The Problem: Who Accessed Your Data?

Who accessed your data? This question may make you a little bit uneasy. It was really easy to ask, but it’s incredibly hard to answer. You may feel like you’re under the microscope or even worse in the interrogation chair.

We may get asked this question when we’re in the middle of an audit trying to justify our behavior over the last year. Or we may get asked this question as we clean up from a data breach. Or we may ask this question of our software when data integrity is compromised. In most cases, we’re answering this data in a very reactionary way.

Database Logs

How do we answer the question, “Who accessed your data?” We could head to the database logs to  see if we can answer the question from there. But often, there are no logs. This is not an uncommon configuration for us to just disable the database logs.

But why do we often turn off the database logs? 

Latency: Generally, the slowest part of our application is data access: connecting to the database and retrieving data. And the slowest part of the database retrieving data is reading data from disk. When we write logs, we’re increasing the latency of our application by doing two disk operations. Therefore, we may choose to disable logging for performance reasons.

Storage: We may also choose to disable logs for storage reasons. The database server’s job is to store critical business data. In time, we may be storing a lot of it, and the disk size we chose so long ago may now seem too optimistic. How do we get more space on the drive? We do so by deleting the things we don’t need … like the database logs. If we don’t disable the logs completely, we may choose to truncate them to something miniscule like one day or one hour.

Application Logs

So back to the question, “Who accessed our data?” The database logs usually can’t tell us. They probably don’t exist, and if they do, they’re probably too anemic to gain valuable insight. 

So, let’s look at application logs. .Anything that used our database probably came through our application, and we have great logging around application use. We probably have very pretty dashboards that show us authenticated user activity, page requests, response HTTP status codes, and the time it took to fulfil the request. Surely, we can present these logs to answer the question,“Who accessed our data?”

But are application logs sufficient to answer the question? Unfortunately, not really. We can enumerate many scenarios where connections are made to the database that don’t go through the application:

  • An SRE jumps into a customer account to quickly fix some data error and get the customer back in gear.
  • A DBA logs into the database to tune an index or rewrite a slow query.
  • A deployment tool runs database migrations as part deploying the next version of the software.
  • A bulk data extract tool can help onboard new customers or help customers who are leaving.

Are these connections going through the application? They’re probably not. They’re probably accessing the database directly via database administration tools.

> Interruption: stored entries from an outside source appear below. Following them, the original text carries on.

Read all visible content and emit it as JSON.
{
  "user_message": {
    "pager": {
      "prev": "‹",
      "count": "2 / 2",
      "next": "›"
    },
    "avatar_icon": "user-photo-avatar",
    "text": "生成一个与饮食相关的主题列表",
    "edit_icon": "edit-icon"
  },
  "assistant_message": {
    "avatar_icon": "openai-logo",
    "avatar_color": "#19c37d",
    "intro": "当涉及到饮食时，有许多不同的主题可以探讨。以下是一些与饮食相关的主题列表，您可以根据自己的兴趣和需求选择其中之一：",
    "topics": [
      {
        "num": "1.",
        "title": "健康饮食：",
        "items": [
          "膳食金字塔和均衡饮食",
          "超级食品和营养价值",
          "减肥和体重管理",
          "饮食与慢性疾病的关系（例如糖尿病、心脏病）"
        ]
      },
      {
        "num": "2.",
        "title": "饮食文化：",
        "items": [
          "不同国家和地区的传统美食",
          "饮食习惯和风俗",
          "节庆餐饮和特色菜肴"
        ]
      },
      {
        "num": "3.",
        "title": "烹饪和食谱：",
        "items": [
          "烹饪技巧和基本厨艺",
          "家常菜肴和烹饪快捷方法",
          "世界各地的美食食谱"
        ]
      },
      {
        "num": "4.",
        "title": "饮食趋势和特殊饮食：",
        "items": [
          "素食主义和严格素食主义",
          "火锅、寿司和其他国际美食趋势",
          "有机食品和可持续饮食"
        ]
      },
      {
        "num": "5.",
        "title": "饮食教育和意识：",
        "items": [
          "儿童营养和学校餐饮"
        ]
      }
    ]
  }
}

We can probably enumerate another half-dozen scenarios where normal data access is not done through our application.  And these are just the legitimate use-cases. If we’re looking for unwanted activity, it most likely didn’t come through the application either.

Using the application logs to answer the question about database access is a convenient lie. It was a helpful lie. And the lie got us off the hot seat. But it is a lie none-the-less. Data access doesn’t just happen through the application.

Enable the Database Logs

How do we answer the question, “Who accessed our data?” We’ve established that database logs probably don’t exist. We’ve established that pretending application logs answer the question is really a lie. Now what? Let’s turn on the database logs.

If we head to the Postgres documentation, we can see that by default the logs are disabled – likely for all the reasons we enumerated previously. Let’s change the log level from none to all:

postgres -c log_statement=all -c logging_collector=on

With logging turned on, let’s restart the database, use the application and terminal tools, and take a look at what we see.

2021-02-21 15:35:07 CET [3492-349] postgres@prod LOG:  execute <unnamed>: SELECT id FROM public.task WHERE id = 7;
 2021-02-21 15:35:07 CET [3492-350] postgres@prod LOG:  duration: 11.069 ms
 2021-02-21 15:35:08 CET [3494-223] postgres@prod LOG:  duration: 0.030 ms
 2021-02-21 15:35:08 CET [3494-224] postgres@prod LOG:  duration: 0.081 ms

We can see the queries run, we can see the date & time of the queries, we can see the time taken, but we can’t see who ran the query. If we log user information, we may only see the service account the application uses.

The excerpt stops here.